Reflect on Your Skill

Your observability-cost-engineer skill should now include Dapr integration patterns. Test it:

Test Your Skill

Specification

Using my observability-cost-engineer skill, configure Dapr observability for my
Kubernetes cluster. I need:
- Metrics scraped by Prometheus from all Dapr sidecars
- Traces exported to Jaeger via OpenTelemetry
- Actor and workflow metrics visible in Grafana
Generate the Configuration CRD, PodMonitor, and explain how to verify it's working.

Does your skill produce:

Complete Dapr Configuration with metrics and tracing enabled?
PodMonitor for scraping sidecar metrics?
Verification steps to confirm observability is working?

Identify Gaps

Ask yourself:

Can my skill explain the difference between ServiceMonitor and PodMonitor for Dapr sidecars?
Does it know the key actor metrics (dapr_actor_invocations_total, dapr_actor_pending_calls)?
Can it generate PromQL queries for workflow step duration analysis?
Does it understand trace context propagation between app and Dapr?

Improve Your Skill

If gaps exist:

Specification

My observability-cost-engineer skill needs better Dapr coverage. Update it to include:
- Dapr Configuration CRD with OpenTelemetry tracing settings
- PodMonitor for scraping sidecar metrics (not ServiceMonitor)
- Key actor metrics and their meanings
- Key workflow metrics and their meanings
- Trace correlation between application and Dapr spans
- Sampling rate guidance (100% dev, 10% production)

Try With AI

Prompt 1: Configure End-to-End Dapr Observability

Specification

Help me configure complete Dapr observability for my Kubernetes cluster.
Current setup:
- Prometheus operator installed (kube-prometheus-stack)
- Jaeger deployed in monitoring namespace
- Dapr installed in dapr-system namespace
- My Task API uses Dapr for state, pub/sub, and service invocation
I need:
1. Dapr Configuration CRD that enables metrics and OpenTelemetry tracing


2. PodMonitor to scrape Dapr sidecar metrics


3. The deployment annotation to apply the configuration


4. Verification commands to confirm everything is working
Also explain: why PodMonitor instead of ServiceMonitor for Dapr sidecars?

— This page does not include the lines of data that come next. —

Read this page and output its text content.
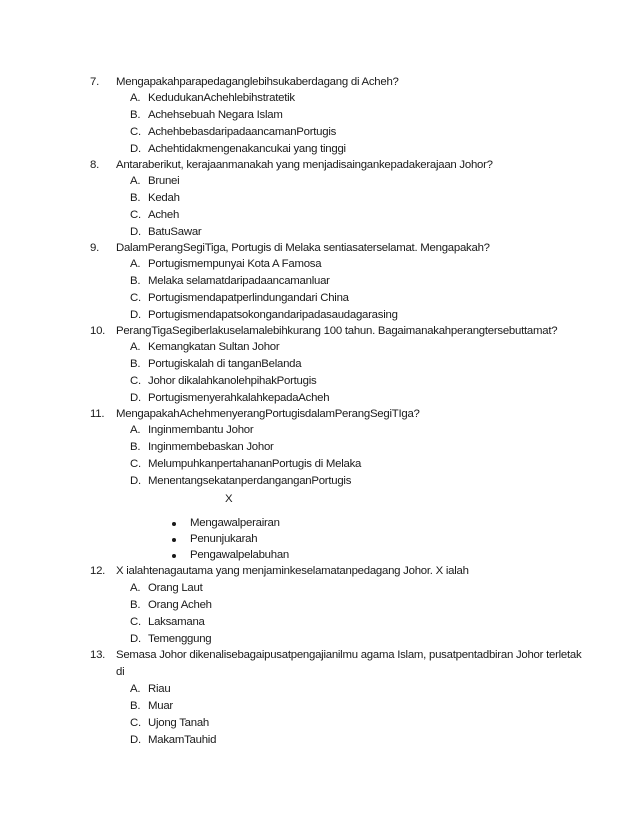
7. Mengapakahparapedaganglebihsukaberdagang di Acheh?
A. KedudukanAchehlebihstratetik
B. Achehsebuah Negara Islam
C. AchehbebasdaripadaancamanPortugis
D. Achehtidakmengenakancukai yang tinggi
8. Antaraberikut, kerajaanmanakah yang menjadisaingankepadakerajaan Johor?
A. Brunei
B. Kedah
C. Acheh
D. BatuSawar
9. DalamPerangSegiTiga, Portugis di Melaka sentiasaterselamat. Mengapakah?
A. Portugismempunyai Kota A Famosa
B. Melaka selamatdaripadaancamanluar
C. Portugismendapatperlindungandari China
D. Portugismendapatsokongandaripadasaudagarasing
10. PerangTigaSegiberlakuselamalebihkurang 100 tahun. Bagaimanakahperangtersebuttamat?
A. Kemangkatan Sultan Johor
B. Portugiskalah di tanganBelanda
C. Johor dikalahkanolehpihakPortugis
D. PortugismenyerahkalahkepadaAcheh
11. MengapakahAchehmenyerangPortugisdalamPerangSegiTIga?
A. Inginmembantu Johor
B. Inginmembebaskan Johor
C. MelumpuhkanpertahananPortugis di Melaka
D. MenentangsekatanperdanganganPortugis
X
Mengawalperairan
Penunjukarah
Pengawalpelabuhan
12. X ialahtenagautama yang menjaminkeselamatanpedagang Johor. X ialah
A. Orang Laut
B. Orang Acheh
C. Laksamana
D. Temenggung
13. Semasa Johor dikenalisebagaipusatpengajianilmu agama Islam, pusatpentadbiran Johor terletak
di
A. Riau
B. Muar
C. Ujong Tanah
D. MakamTauhid
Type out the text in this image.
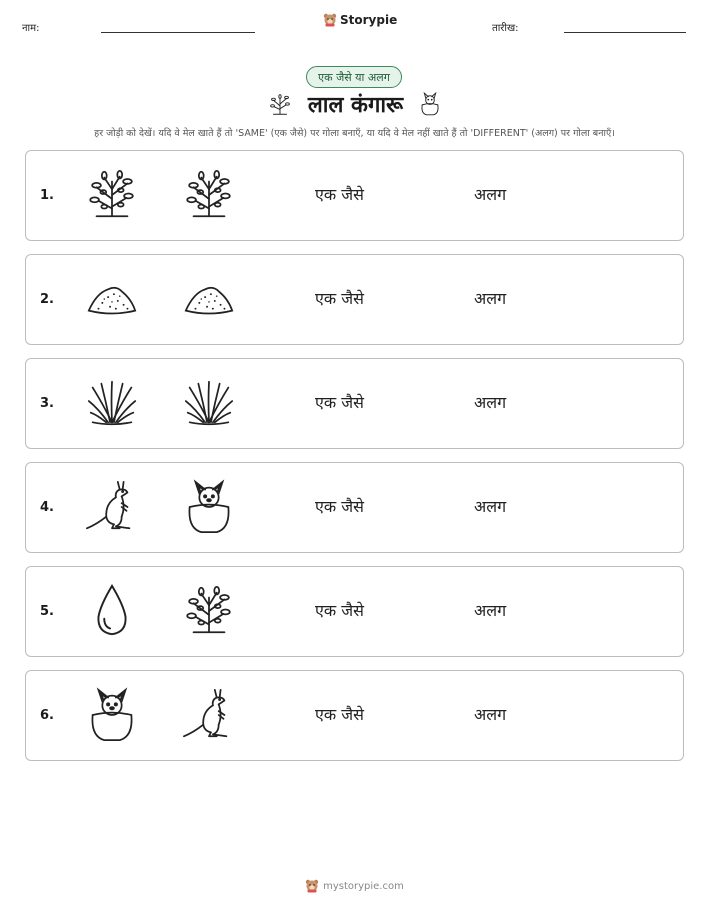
नाम:
Storypie
तारीख:
एक जैसे या अलग
लाल कंगारू
हर जोड़ी को देखें। यदि वे मेल खाते हैं तो 'SAME' (एक जैसे) पर गोला बनाएँ, या यदि वे मेल नहीं खाते हैं तो 'DIFFERENT' (अलग) पर गोला बनाएँ।
1.	एक जैसे	अलग
2.	एक जैसे	अलग
3.	एक जैसे	अलग
4.	एक जैसे	अलग
5.	एक जैसे	अलग
6.	एक जैसे	अलग
mystorypie.com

What you're learning: The complete flow from Dapr configuration to Prometheus/Jaeger integration. The AI helps you understand why sidecars require PodMonitor (no dedicated Service) rather than ServiceMonitor.

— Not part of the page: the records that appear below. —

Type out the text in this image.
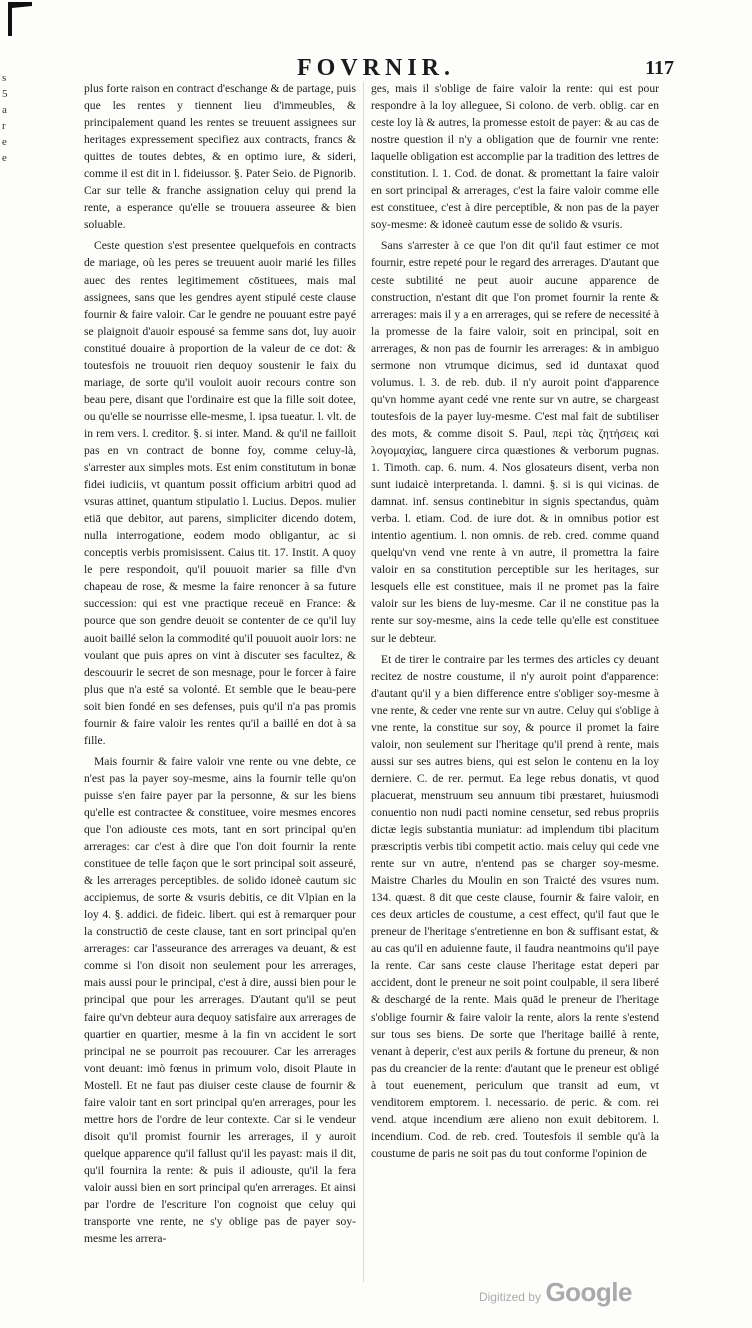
s
5
a
r
e
e
FOVRNIR.	117

plus forte raison en contract d'eschange & de partage, puis que les rentes y tiennent lieu d'immeubles, & principalement quand les rentes se treuuent assignees sur heritages expressement specifiez aux contracts, francs & quittes de toutes debtes, & en optimo iure, & sideri, comme il est dit in l. fideiussor. §. Pater Seio. de Pignorib. Car sur telle & franche assignation celuy qui prend la rente, a esperance qu'elle se trouuera asseuree & bien soluable.

Ceste question s'est presentee quelquefois en contracts de mariage, où les peres se treuuent auoir marié les filles auec des rentes legitimement cōstituees, mais mal assignees, sans que les gendres ayent stipulé ceste clause fournir & faire valoir. Car le gendre ne pouuant estre payé se plaignoit d'auoir espousé sa femme sans dot, luy auoir constitué douaire à proportion de la valeur de ce dot: & toutesfois ne trouuoit rien dequoy soustenir le faix du mariage, de sorte qu'il vouloit auoir recours contre son beau pere, disant que l'ordinaire est que la fille soit dotee, ou qu'elle se nourrisse elle-mesme, l. ipsa tueatur. l. vlt. de in rem vers. l. creditor. §. si inter. Mand. & qu'il ne failloit pas en vn contract de bonne foy, comme celuy-là, s'arrester aux simples mots. Est enim constitutum in bonæ fidei iudiciis, vt quantum possit officium arbitri quod ad vsuras attinet, quantum stipulatio l. Lucius. Depos. mulier etiā que debitor, aut parens, simpliciter dicendo dotem, nulla interrogatione, eodem modo obligantur, ac si conceptis verbis promisissent. Caius tit. 17. Instit. A quoy le pere respondoit, qu'il pouuoit marier sa fille d'vn chapeau de rose, & mesme la faire renoncer à sa future succession: qui est vne practique receuë en France: & pource que son gendre deuoit se contenter de ce qu'il luy auoit baillé selon la commodité qu'il pouuoit auoir lors: ne voulant que puis apres on vint à discuter ses facultez, & descouurir le secret de son mesnage, pour le forcer à faire plus que n'a esté sa volonté. Et semble que le beau-pere soit bien fondé en ses defenses, puis qu'il n'a pas promis fournir & faire valoir les rentes qu'il a baillé en dot à sa fille.

Mais fournir & faire valoir vne rente ou vne debte, ce n'est pas la payer soy-mesme, ains la fournir telle qu'on puisse s'en faire payer par la personne, & sur les biens qu'elle est contractee & constituee, voire mesmes encores que l'on adiouste ces mots, tant en sort principal qu'en arrerages: car c'est à dire que l'on doit fournir la rente constituee de telle façon que le sort principal soit asseuré, & les arrerages perceptibles. de solido idoneè cautum sic accipiemus, de sorte & vsuris debitis, ce dit Vlpian en la loy 4. §. addici. de fideic. libert. qui est à remarquer pour la constructiō de ceste clause, tant en sort principal qu'en arrerages: car l'asseurance des arrerages va deuant, & est comme si l'on disoit non seulement pour les arrerages, mais aussi pour le principal, c'est à dire, aussi bien pour le principal que pour les arrerages. D'autant qu'il se peut faire qu'vn debteur aura dequoy satisfaire aux arrerages de quartier en quartier, mesme à la fin vn accident le sort principal ne se pourroit pas recouurer. Car les arrerages vont deuant: imò fœnus in primum volo, disoit Plaute in Mostell. Et ne faut pas diuiser ceste clause de fournir & faire valoir tant en sort principal qu'en arrerages, pour les mettre hors de l'ordre de leur contexte. Car si le vendeur disoit qu'il promist fournir les arrerages, il y auroit quelque apparence qu'il fallust qu'il les payast: mais il dit, qu'il fournira la rente: & puis il adiouste, qu'il la fera valoir aussi bien en sort principal qu'en arrerages. Et ainsi par l'ordre de l'escriture l'on cognoist que celuy qui transporte vne rente, ne s'y oblige pas de payer soy-mesme les arrera-

ges, mais il s'oblige de faire valoir la rente: qui est pour respondre à la loy alleguee, Si colono. de verb. oblig. car en ceste loy là & autres, la promesse estoit de payer: & au cas de nostre question il n'y a obligation que de fournir vne rente: laquelle obligation est accomplie par la tradition des lettres de constitution. l. 1. Cod. de donat. & promettant la faire valoir en sort principal & arrerages, c'est la faire valoir comme elle est constituee, c'est à dire perceptible, & non pas de la payer soy-mesme: & idoneè cautum esse de solido & vsuris.

Sans s'arrester à ce que l'on dit qu'il faut estimer ce mot fournir, estre repeté pour le regard des arrerages. D'autant que ceste subtilité ne peut auoir aucune apparence de construction, n'estant dit que l'on promet fournir la rente & arrerages: mais il y a en arrerages, qui se refere de necessité à la promesse de la faire valoir, soit en principal, soit en arrerages, & non pas de fournir les arrerages: & in ambiguo sermone non vtrumque dicimus, sed id duntaxat quod volumus. l. 3. de reb. dub. il n'y auroit point d'apparence qu'vn homme ayant cedé vne rente sur vn autre, se chargeast toutesfois de la payer luy-mesme. C'est mal fait de subtiliser des mots, & comme disoit S. Paul, περὶ τὰς ζητήσεις καὶ λογομαχίας, languere circa quæstiones & verborum pugnas. 1. Timoth. cap. 6. num. 4. Nos glosateurs disent, verba non sunt iudaicè interpretanda. l. damni. §. si is qui vicinas. de damnat. inf. sensus continebitur in signis spectandus, quàm verba. l. etiam. Cod. de iure dot. & in omnibus potior est intentio agentium. l. non omnis. de reb. cred. comme quand quelqu'vn vend vne rente à vn autre, il promettra la faire valoir en sa constitution perceptible sur les heritages, sur lesquels elle est constituee, mais il ne promet pas la faire valoir sur les biens de luy-mesme. Car il ne constitue pas la rente sur soy-mesme, ains la cede telle qu'elle est constituee sur le debteur.

Et de tirer le contraire par les termes des articles cy deuant recitez de nostre coustume, il n'y auroit point d'apparence: d'autant qu'il y a bien difference entre s'obliger soy-mesme à vne rente, & ceder vne rente sur vn autre. Celuy qui s'oblige à vne rente, la constitue sur soy, & pource il promet la faire valoir, non seulement sur l'heritage qu'il prend à rente, mais aussi sur ses autres biens, qui est selon le contenu en la loy derniere. C. de rer. permut. Ea lege rebus donatis, vt quod placuerat, menstruum seu annuum tibi præstaret, huiusmodi conuentio non nudi pacti nomine censetur, sed rebus propriis dictæ legis substantia muniatur: ad implendum tibi placitum præscriptis verbis tibi competit actio. mais celuy qui cede vne rente sur vn autre, n'entend pas se charger soy-mesme. Maistre Charles du Moulin en son Traicté des vsures num. 134. quæst. 8 dit que ceste clause, fournir & faire valoir, en ces deux articles de coustume, a cest effect, qu'il faut que le preneur de l'heritage s'entretienne en bon & suffisant estat, & au cas qu'il en aduienne faute, il faudra neantmoins qu'il paye la rente. Car sans ceste clause l'heritage estat deperi par accident, dont le preneur ne soit point coulpable, il sera liberé & deschargé de la rente. Mais quād le preneur de l'heritage s'oblige fournir & faire valoir la rente, alors la rente s'estend sur tous ses biens. De sorte que l'heritage baillé à rente, venant à deperir, c'est aux perils & fortune du preneur, & non pas du creancier de la rente: d'autant que le preneur est obligé à tout euenement, periculum que transit ad eum, vt venditorem emptorem. l. necessario. de peric. & com. rei vend. atque incendium ære alieno non exuit debitorem. l. incendium. Cod. de reb. cred. Toutesfois il semble qu'à la coustume de paris ne soit pas du tout conforme l'opinion de

Digitized by Google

Prompt 2: Debug Actor Performance Issues

Specification

My Dapr Actors are responding slowly. Users report 2-3 second response times
for ChatAgent actors that should respond in under 100ms.
I have Prometheus and Jaeger configured for Dapr. Walk me through systematic
debugging:
1. What PromQL queries identify which actor methods are slow?


2. How do I find if pending_calls is building up (turn-based backlog)?

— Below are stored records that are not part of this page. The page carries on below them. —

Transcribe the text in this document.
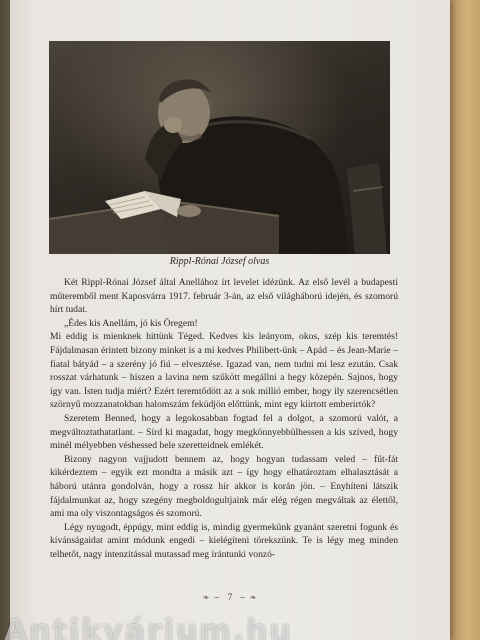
Rippl-Rónai József olvas

Két Rippl-Rónai József által Anellához írt levelet idézünk. Az első levél a budapesti műteremből ment Kaposvárra 1917. február 3-án, az első világháború idején, és szomorú hírt tudat.

„Édes kis Anellám, jó kis Öregem!

Mi eddig is mienknek hittünk Téged. Kedves kis leányom, okos, szép kis teremtés! Fájdalmasan érintett bizony minket is a mi kedves Philibert-ünk – Apád – és Jean-Marie – fiatal bátyád – a szerény jó fiú – elvesztése. Igazad van, nem tudni mi lesz ezután. Csak rosszat várhatunk – hiszen a lavina nem szűkött megállni a hegy közepén. Sajnos, hogy így van. Isten tudja miért? Ezért teremtődött az a sok millió ember, hogy ily szerencsétlen szörnyű mozzanatokban halomszám feküdjön előttünk, mint egy kiirtott emberirtók?

Szeretem Benned, hogy a legokosabban fogtad fel a dolgot, a szomorú valót, a megváltoztathatatlant. – Sírd ki magadat, hogy megkönnyebbülhessen a kis szíved, hogy minél mélyebben véshessed bele szeretteidnek emlékét.

Bizony nagyon vajjudott bennem az, hogy hogyan tudassam veled – fűt-fát kikérdeztem – egyik ezt mondta a másik azt – így hogy elhatároztam elhalasztását a háború utánra gondolván, hogy a rossz hír akkor is korán jön. – Enyhíteni látszik fájdalmunkat az, hogy szegény megboldogultjaink már elég régen megváltak az élettől, ami ma oly viszontagságos és szomorú.

Légy nyugodt, éppúgy, mint eddig is, mindig gyermekünk gyanánt szeretni fogunk és kívánságaidat amint módunk engedi – kielégíteni törekszünk. Te is légy meg minden telhetőt, nagy intenzitással mutassad meg irántunki vonzó-

❧ ∽ 7 ∽ ❧
Antikvárium.hu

3. In Jaeger, how do I trace an actor method to see if state operations are slow?


4. What's the difference between actor method time and state store time?
Give me specific queries and what the results would indicate.

What you're learning: Using Dapr-specific metrics and traces to diagnose actor performance. The AI guides you through metrics-then-traces workflow for root cause analysis.

Prompt 3: Monitor Dapr Workflow Health

Specification

I'm running Dapr Workflows for order processing. Some workflows take 30+ seconds
when they should complete in 5 seconds. Others are failing silently.
Help me build observability for these workflows:
1. PromQL query to find which activity steps are slowest


2. PromQL query to calculate workflow failure rate by workflow type


3. How to trace a specific workflow execution in Jaeger


4. Alerting rules for workflow step timeouts and failure thresholds
My workflow has these activities: ValidateOrder, ReserveInventory, ProcessPayment,
SendConfirmation. Which metrics tell me where to investigate?

What you're learning: Workflow-specific observability patterns. The AI helps you translate workflow concepts (steps, activities, execution) into PromQL queries and tracing strategies.

Safety note: Dapr observability adds overhead. With samplingRate: "1" (100% tracing), every request generates trace data. In high-throughput production: reduce sampling to 10% or 1%, set resource limits on sidecars via annotations (dapr.io/sidecar-cpu-limit, dapr.io/sidecar-memory-limit), and monitor the observability pipeline itself.